The act was amended numerous times over the six decades that followed, but the greatest change took effect in the early 1970s with the CSA. A companion to Nixon’s War on Drugs, the Controlled Substances Act gave the DEA and the Food and Drug Administration (FDA) the power to determine which substances are fit for medical use.”
Aaah, Richard Nixon. Well, he started the “War on Drugs” with a highly reactive morality to what had happened in the 1960s. He did start the EPA however, so a nod to him for that.
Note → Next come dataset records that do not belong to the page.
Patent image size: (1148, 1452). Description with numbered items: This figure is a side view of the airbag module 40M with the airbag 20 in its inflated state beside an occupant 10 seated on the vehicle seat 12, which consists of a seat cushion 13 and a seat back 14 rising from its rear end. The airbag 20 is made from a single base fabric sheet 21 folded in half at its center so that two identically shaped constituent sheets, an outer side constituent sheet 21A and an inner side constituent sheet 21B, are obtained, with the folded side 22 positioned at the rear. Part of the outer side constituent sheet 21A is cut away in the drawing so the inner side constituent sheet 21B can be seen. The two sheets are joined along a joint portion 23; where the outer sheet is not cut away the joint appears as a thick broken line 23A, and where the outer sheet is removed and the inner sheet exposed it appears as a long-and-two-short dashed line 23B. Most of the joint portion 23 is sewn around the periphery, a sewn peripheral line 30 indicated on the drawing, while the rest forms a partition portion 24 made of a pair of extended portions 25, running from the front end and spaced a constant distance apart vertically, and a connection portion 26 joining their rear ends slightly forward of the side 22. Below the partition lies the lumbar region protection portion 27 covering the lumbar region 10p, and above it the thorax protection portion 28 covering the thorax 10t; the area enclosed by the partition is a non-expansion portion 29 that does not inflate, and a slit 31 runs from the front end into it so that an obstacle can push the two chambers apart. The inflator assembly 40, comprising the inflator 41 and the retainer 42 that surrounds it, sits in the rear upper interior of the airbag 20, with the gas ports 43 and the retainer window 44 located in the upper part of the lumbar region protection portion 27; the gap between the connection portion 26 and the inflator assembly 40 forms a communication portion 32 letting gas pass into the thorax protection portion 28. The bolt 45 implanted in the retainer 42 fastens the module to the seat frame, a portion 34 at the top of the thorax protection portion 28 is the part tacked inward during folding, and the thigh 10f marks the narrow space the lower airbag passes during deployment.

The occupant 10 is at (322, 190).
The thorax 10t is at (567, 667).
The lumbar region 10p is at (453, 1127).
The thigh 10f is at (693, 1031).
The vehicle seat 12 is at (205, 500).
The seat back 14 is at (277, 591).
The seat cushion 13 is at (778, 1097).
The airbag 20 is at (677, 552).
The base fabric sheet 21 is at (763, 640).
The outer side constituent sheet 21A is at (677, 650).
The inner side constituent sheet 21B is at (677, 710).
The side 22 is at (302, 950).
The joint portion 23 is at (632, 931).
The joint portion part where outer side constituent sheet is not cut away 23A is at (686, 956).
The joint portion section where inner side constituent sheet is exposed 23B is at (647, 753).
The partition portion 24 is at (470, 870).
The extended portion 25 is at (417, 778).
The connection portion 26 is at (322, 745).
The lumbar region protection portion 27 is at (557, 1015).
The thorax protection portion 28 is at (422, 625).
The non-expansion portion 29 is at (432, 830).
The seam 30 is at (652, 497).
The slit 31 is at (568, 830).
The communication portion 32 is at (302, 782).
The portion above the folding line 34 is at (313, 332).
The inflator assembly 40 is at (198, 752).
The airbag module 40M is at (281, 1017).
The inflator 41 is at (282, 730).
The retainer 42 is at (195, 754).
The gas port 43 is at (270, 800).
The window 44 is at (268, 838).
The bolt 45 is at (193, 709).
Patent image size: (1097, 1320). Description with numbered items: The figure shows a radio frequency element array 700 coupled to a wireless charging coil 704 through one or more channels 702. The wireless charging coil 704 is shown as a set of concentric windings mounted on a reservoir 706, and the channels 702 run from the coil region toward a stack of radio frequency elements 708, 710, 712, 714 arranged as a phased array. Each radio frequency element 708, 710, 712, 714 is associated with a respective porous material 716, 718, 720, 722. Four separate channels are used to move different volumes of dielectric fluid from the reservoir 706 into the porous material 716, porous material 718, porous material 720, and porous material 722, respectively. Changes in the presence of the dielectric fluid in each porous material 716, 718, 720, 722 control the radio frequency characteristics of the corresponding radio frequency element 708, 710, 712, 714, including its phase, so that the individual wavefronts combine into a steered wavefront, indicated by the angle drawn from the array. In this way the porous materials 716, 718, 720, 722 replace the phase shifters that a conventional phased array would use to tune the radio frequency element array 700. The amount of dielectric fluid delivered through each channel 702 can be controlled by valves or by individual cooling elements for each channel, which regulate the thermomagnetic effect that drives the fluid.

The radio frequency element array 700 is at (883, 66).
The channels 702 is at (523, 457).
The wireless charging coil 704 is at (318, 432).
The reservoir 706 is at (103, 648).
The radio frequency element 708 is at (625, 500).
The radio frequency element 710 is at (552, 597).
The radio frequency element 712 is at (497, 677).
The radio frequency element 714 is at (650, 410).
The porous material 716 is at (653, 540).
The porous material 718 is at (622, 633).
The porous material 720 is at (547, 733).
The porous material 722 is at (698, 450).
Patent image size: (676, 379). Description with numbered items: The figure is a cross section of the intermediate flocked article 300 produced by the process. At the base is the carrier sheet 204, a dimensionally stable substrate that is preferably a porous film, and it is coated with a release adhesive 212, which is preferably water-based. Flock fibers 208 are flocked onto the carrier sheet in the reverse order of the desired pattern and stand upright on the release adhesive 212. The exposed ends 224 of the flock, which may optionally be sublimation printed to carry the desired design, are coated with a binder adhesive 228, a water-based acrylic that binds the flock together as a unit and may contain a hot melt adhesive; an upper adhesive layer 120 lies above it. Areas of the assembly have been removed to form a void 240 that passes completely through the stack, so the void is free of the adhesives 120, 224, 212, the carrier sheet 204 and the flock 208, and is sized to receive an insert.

Now, 50 years later, the DEA does the right thing, the moral thing, the rational thing, and the scientific thing. It was 50 years too late, but the step was taken yesterday.
There is much more in the developing column for next week. I could not be happier that I was preempted with this announcement. Sanity finally rules.
Eric- You got the idea. My post on this next week will come from the point of view of what is legal and illegal in the US and how many deaths from each. That is my first question: why are so many things that kill people legal and marijuana, which has no record of death by overdose, illegal? Morality and politics. Thanks for the comment!
I kept scrolling, looking for where alcohol is on the schedule.
Just kidding! I know it's not a dangerous substance because it's profitable for the government to pretend it isn't.